5 thoughts on that statue at Oriel #RhodesMustFall

by Stephen Tall on January 29, 2016

rhodes oriel

‘Cecil Rhodes statue to be kept by Oxford University college’, the BBC notes. Here’s my hot take…

1. I’m glad I’m not working in the alumni office at Oriel College – having been an Oxford fundraiser for 13 years, I can only begin to imagine the correspondence they’ve been dealing with since this storm erupted. Oriel says its decision to rescind its earlier decision and to let Rhodes statue stand has had nothing to do with the response of its old members. Yeah, right! I’ve no idea if the £100m threatened cost in lost donations and legacies is at all likely, but – let’s remember – Oriel was the last college in Oxford to agree to admit women (1986): there will be little sympathy with tearing down its heritage.

2. I find myself quite conflicted on the Rhodes Must Fall campaign. I go to Spain regularly (my partner is Spanish and our son has dual nationality), and to see the fascist dictator Franco publicly commemorated to this day, most notably with his tomb at Valle de los Caídos (The Valley of the Fallen), is jarring. Why haven’t the Spanish torn down these monuments, as Iraqis famously did when the statute of Saddam Hussein was toppled? Because both right and left made a conscious decision in 1975 to avoid any form of truth and reconciliation and instead to commit to el pacto del olvido (‘The Pact of Forgetting’) — which is easier said than done for those whose lives were torn apart by its brutal civil war.

3. Oliver Moody in The Times wrote the best defence of the Rhodes memorial I’ve read:

If the Rhodes statue must be a symbol, then let it be a symbol of our freedom to demur without hating; to criticise without silencing; to live in civil disagreement with our own history. It seems a bit thick that a boring effigy of a man you could very reasonably call a complete tool should become a monument to the established British tradition of not being a complete tool. But so be it. Rhodes must stand.

While Ian Dunt rightly reminded us not to conflate this latest student furore – an entirely legitimate debate about how we come to terms with our dubious past – with pathetic, infantilising attempts by student unions to close down debate through no-platforming controversial speakers:

The Cecil Rhodes statue does not have a voice. It is not talking. It cannot shut up any more than it already is. The petition calling for its removal does not demand that those who hold racist views or believe in colonialism should be censored. It is, admittedly, full of the usual rhetorical devices of the student censorship movement, including the insistence that the university is a “home” rather than a place of learning and a systematic misuse of the word “violence”. But the issue itself, whether the statue should be removed, is not a free speech issue. The only free speech issue which would arise is if those supporting “Rhodes Must Fall” are silenced from what is a perfectly valid debate.

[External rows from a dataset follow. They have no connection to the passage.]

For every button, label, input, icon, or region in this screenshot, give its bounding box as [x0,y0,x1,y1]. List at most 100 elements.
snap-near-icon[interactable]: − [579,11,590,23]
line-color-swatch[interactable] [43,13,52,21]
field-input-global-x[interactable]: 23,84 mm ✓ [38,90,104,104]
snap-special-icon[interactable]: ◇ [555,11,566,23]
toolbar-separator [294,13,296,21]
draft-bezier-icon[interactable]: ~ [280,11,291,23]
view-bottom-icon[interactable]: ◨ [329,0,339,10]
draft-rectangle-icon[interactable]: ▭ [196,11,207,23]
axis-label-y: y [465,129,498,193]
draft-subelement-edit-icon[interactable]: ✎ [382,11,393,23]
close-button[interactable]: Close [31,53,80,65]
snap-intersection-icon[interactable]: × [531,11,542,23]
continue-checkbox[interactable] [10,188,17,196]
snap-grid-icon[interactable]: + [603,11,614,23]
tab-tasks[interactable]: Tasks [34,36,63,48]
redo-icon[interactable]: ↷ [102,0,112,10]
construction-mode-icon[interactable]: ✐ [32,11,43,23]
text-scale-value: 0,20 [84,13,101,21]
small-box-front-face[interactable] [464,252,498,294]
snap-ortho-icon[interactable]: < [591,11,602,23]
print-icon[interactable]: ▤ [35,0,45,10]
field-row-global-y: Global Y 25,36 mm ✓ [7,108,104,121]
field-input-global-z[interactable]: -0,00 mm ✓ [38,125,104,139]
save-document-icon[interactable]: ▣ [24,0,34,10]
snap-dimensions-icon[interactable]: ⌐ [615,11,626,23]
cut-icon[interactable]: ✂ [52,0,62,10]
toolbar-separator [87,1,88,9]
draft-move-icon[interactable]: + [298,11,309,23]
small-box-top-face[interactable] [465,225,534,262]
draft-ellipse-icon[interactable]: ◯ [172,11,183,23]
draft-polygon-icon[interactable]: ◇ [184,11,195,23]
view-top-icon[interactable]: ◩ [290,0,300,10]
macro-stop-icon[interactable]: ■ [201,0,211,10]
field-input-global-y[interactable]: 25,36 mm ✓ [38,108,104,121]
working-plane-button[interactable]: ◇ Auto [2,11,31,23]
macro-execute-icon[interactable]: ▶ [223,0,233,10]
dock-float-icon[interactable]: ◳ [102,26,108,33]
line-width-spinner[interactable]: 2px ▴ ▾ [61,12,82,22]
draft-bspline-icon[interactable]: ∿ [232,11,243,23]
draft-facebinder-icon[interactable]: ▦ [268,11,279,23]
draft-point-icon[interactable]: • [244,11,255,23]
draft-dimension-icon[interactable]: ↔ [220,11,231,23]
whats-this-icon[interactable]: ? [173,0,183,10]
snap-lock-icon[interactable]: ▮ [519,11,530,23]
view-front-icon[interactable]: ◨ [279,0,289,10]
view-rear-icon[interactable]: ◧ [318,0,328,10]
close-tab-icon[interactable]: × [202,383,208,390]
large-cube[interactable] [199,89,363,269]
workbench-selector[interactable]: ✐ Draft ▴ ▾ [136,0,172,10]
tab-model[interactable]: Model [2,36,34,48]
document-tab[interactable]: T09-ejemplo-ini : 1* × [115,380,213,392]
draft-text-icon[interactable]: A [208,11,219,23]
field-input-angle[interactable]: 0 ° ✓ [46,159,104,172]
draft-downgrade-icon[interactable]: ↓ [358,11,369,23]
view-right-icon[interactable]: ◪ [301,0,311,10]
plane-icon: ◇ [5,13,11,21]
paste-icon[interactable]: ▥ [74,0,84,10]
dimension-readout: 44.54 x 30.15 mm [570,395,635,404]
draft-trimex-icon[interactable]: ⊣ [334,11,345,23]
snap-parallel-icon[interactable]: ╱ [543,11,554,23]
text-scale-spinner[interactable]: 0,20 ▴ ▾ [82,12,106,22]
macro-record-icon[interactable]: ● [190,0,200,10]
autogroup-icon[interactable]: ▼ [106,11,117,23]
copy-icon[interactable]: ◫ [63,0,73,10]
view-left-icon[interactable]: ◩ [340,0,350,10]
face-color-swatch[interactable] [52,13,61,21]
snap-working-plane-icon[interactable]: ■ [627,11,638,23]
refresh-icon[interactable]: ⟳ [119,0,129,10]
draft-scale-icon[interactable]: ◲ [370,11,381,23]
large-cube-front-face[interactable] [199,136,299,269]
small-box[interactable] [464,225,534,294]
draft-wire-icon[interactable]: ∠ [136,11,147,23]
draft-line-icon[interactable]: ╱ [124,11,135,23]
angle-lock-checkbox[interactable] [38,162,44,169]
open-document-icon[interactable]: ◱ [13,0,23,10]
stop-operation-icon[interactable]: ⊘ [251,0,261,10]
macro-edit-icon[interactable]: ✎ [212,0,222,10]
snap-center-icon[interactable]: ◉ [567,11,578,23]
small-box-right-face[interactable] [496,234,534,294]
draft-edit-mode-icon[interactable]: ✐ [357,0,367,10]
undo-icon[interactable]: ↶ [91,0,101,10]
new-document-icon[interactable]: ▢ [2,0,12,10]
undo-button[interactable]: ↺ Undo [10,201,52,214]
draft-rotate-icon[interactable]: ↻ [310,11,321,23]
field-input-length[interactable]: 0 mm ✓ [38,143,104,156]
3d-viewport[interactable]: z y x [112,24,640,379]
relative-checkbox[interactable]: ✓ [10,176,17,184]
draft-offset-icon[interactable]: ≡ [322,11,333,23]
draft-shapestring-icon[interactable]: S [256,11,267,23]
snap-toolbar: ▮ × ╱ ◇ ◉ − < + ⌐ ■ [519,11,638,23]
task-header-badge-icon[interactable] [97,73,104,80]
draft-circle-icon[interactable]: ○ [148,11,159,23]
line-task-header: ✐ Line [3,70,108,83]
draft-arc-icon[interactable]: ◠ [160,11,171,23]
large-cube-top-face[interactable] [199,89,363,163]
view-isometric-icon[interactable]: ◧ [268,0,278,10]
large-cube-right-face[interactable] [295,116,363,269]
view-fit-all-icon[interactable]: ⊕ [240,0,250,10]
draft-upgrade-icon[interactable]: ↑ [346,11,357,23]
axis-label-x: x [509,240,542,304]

4. Of course if Rhodes is pulled down, clean-up efforts won’t stop there. Just as US students at Princeton have turned their attention to the segregationist views of Woodrow Wilson, why wouldn’t British students question Winston Churchill’s racist attitudes and culpability for the Bengal famine? Once we put history in the dock, we won’t be short of blokes with dodgy pasts to put on trial.

5. My personal view is that there are far more important, useful ways of trying to make amends for our past than to debate bits of carved masonry. But, I’m aware (and many opposing Rhodes Must Fall would do well to imagine themselves into the protesters’ shoes for a moment) that is easy for me to say.